Councilors Agree to Greater Input on Major Spending; Macek Says Schools Must Step Up

Haverhill City Councilor John A. Michitson. (WHAV News file photograph by Jay Saulnier.)

Haverhill City Council President John A. Michitson. (WHAV News photograph by Jay Saulnier.)

Haverhill City Council President John A. Michitson last week asked for more resident input on the city’s spending priority list.

Councilors agreed to keep large projects, in Michitson’s words, “front and center” with a new list of city needs prepared a month before budget talks begin. The president’s target list includes school roofs; city roads, bridges, water and sewer treatment; handicapped accessibility; and equipment such as fire trucks.

“We need to allocate significantly more funding for critical capital improvements,” Michitson said.

Michitson said such spending helps residents improve quality of life; save money over the long term by, for example, fixing roofs before interiors are ruined; and avoid Proposition 2 ½ tax hikes. He said the mayor spends about $700,000 each year on such capital items.

Councilors and Mayor James J. Fiorentini largely agreed, but there was some debate about where responsibility rests for school building problems. Councilor Timothy J. Jordan outlined timing problems, while Councilor William J. Macek placed the blame squarely on the School Committee.

Haverhill City Councilor William J. Macek. (WHAV News photograph by Jay Saulnier.)

Jordan argued the city needs to tackle more than one school at a time, unlike the current plan that calls for Albert B. Consentino School to come in five years while others like John Greenleaf Whittier school have to wait eight or nine years. “On the school side—I mean really—we’re currently operating in crisis management mode.
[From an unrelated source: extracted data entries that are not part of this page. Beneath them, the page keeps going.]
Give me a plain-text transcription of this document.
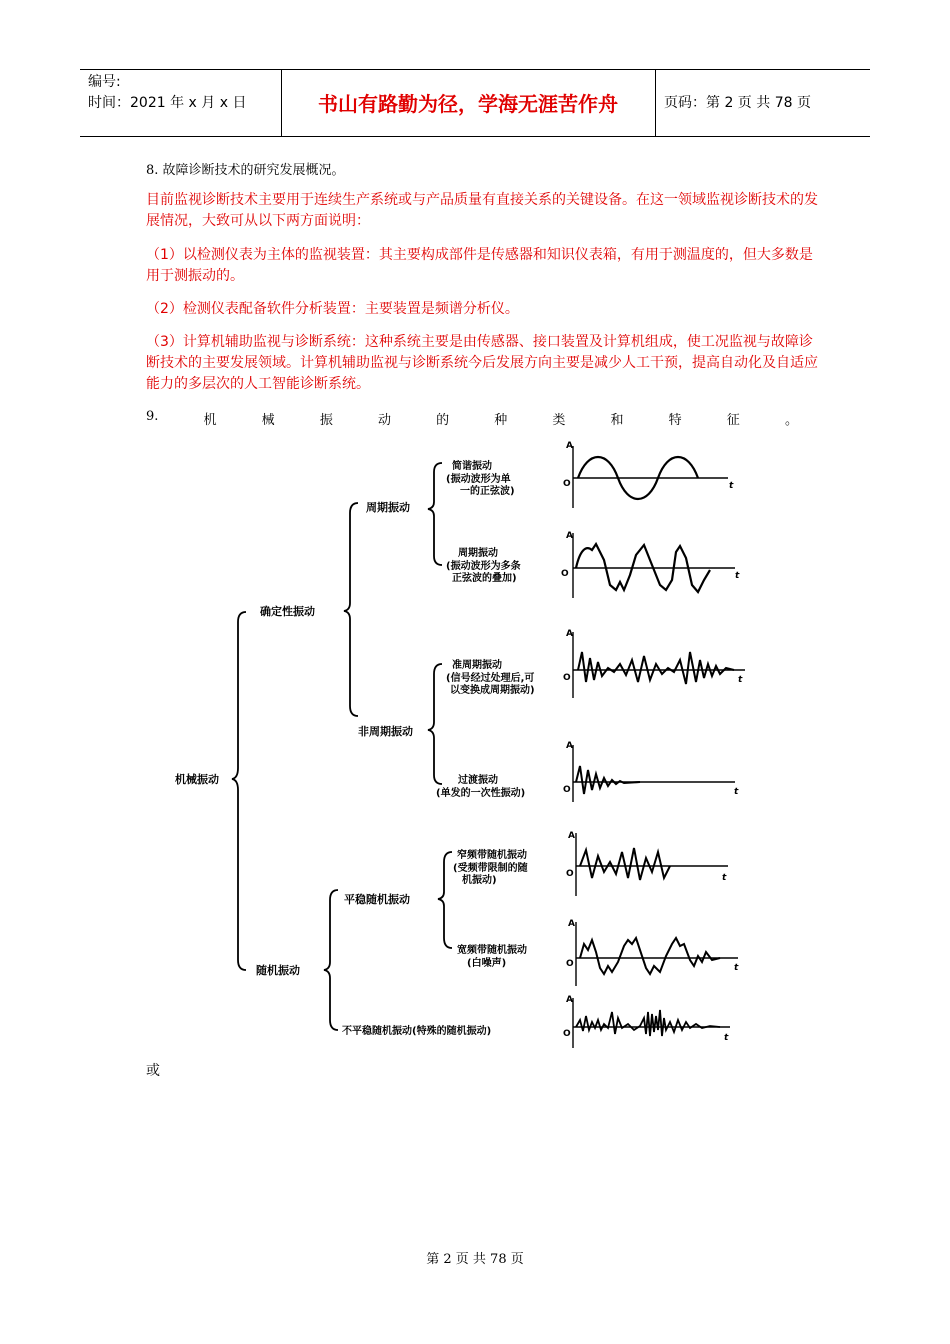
编号:
时间：2021 年 x 月 x 日	书山有路勤为径，学海无涯苦作舟	页码：第 2 页 共 78 页
8. 故障诊断技术的研究发展概况。
目前监视诊断技术主要用于连续生产系统或与产品质量有直接关系的关键设备。在这一领域监视诊断技术的发展情况，大致可从以下两方面说明：
（1）以检测仪表为主体的监视装置：其主要构成部件是传感器和知识仪表箱，有用于测温度的，但大多数是用于测振动的。
（2）检测仪表配备软件分析装置：主要装置是频谱分析仪。
（3）计算机辅助监视与诊断系统：这种系统主要是由传感器、接口装置及计算机组成，使工况监视与故障诊断技术的主要发展领域。计算机辅助监视与诊断系统今后发展方向主要是减少人工干预，提高自动化及自适应能力的多层次的人工智能诊断系统。
9.	机	械	振	动	的	种	类	和	特	征	。
机械振动
确定性振动
周期振动
非周期振动
随机振动
平稳随机振动
简谐振动
(振动波形为单
一的正弦波)
周期振动
(振动波形为多条
正弦波的叠加)
准周期振动
(信号经过处理后,可
以变换成周期振动)
过渡振动
(单发的一次性振动)
窄频带随机振动
(受频带限制的随
机振动)
宽频带随机振动
(白噪声)
不平稳随机振动(特殊的随机振动)
A
O	t
A
O	t
A
O	t
A
O	t
A
O	t
A
O	t
A
O	t
或
第 2 页 共 78 页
We’re not in a strategic planning mode where we are at today,” he said.

However, Macek said, councilors did not know until recently the extent of school building problems. “Where is the School Committee? Why are we doing School Committee work even in doing studies for schools and everything?” he asked.

Macek said the school department isn’t taking care of their buildings and he is opposed to, what he called, “a real dramatic increase in taxes.”

Back in November, then-School Committee Vice Chairman Paul A. Magliocchetti presented a list of school needs to the City Council. He said the city is “short changing” children by restricting technology upgrades like new Chromebooks and failing to properly maintain buildings. Magliocchetti noted students and teachers are often forced to work around buckets in classrooms to accommodate leaky roofs.